Les ASIC gagnent du terrain dans l’IA : les GPU sous pression

Les ASIC accélèrent dans l'IA et menacent la domination absolue des GPU

Au cours des trois dernières années, la trajectoire de l’IA a été largement dominée par un mot : GPU. NVIDIA s’est imposée comme l’entreprise la plus influente du secteur, ses accélérateurs étant la solution la plus rapide et la plus accessible pour entraîner et déployer des modèles. Mais le marché commence à s’intéresser sérieusement à une autre famille de puces : les ASIC, des processeurs conçus sur mesure pour des charges spécifiques.

Johnny Shen, président d’Alchip Technologies, estime que les ASIC mettront encore du temps à dépasser les GPU en parts de marché globales, mais leur croissance pourrait s’accélérer dans les années à venir. Cette tendance s’inscrit dans une orientation de plus en plus marquée chez les grands fournisseurs de cloud : réduire leur dépendance aux puces standardisées et développer leur propre silicium, mieux adapté à leurs contraintes de coûts, de consommation, de performance et d’intégration.
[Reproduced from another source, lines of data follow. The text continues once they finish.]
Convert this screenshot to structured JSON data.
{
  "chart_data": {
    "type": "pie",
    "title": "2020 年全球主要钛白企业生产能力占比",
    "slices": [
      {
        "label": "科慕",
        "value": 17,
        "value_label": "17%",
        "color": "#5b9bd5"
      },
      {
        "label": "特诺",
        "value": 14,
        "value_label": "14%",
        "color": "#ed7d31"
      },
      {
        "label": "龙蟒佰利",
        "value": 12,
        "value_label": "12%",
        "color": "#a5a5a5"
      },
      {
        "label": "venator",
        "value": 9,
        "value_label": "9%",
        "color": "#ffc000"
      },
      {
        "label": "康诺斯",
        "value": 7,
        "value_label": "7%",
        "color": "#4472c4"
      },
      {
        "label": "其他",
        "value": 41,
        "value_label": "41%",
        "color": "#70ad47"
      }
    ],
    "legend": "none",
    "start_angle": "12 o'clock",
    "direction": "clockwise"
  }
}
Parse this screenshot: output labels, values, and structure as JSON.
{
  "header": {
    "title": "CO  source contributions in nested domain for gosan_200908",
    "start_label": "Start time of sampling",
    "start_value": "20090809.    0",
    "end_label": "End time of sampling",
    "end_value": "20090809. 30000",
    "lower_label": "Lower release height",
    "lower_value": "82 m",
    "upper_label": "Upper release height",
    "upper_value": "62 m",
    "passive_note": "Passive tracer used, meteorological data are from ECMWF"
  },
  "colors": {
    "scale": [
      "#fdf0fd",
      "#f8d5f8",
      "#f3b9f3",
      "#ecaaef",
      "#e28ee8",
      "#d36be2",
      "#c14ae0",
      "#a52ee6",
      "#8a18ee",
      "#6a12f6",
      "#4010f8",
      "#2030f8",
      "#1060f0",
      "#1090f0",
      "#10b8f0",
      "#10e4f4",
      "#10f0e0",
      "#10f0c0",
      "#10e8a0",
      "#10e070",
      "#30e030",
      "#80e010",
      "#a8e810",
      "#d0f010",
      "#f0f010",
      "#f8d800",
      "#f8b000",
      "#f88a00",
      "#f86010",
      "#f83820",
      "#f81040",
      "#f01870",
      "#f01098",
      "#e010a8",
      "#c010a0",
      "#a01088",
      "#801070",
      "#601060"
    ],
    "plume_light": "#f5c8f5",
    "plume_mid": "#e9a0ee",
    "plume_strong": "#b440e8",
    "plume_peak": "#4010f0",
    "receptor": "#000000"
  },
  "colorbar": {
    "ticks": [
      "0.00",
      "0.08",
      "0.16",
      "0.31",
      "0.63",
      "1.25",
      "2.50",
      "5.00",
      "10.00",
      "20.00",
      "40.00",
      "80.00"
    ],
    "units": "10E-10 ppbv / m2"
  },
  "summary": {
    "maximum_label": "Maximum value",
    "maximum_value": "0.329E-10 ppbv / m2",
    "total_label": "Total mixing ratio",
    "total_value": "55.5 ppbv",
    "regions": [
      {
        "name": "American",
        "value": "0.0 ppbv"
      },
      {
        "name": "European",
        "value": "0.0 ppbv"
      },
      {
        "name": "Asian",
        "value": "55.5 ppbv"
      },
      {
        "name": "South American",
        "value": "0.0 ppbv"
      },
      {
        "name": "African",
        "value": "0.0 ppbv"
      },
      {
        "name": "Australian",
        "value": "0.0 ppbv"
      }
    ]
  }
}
Ce n’est pas une prédiction de disparition des GPU. Ils restent centraux pour l’entraînement de modèles, le développement d’IA et de nombreuses charges hybrides. Mais la prochaine phase du marché pourrait ne plus être dominée exclusivement par la puce la plus flexible, mais par celle offrant la meilleure efficacité pour une tâche précise. Sur ce point, les ASIC ont un avantage naturel.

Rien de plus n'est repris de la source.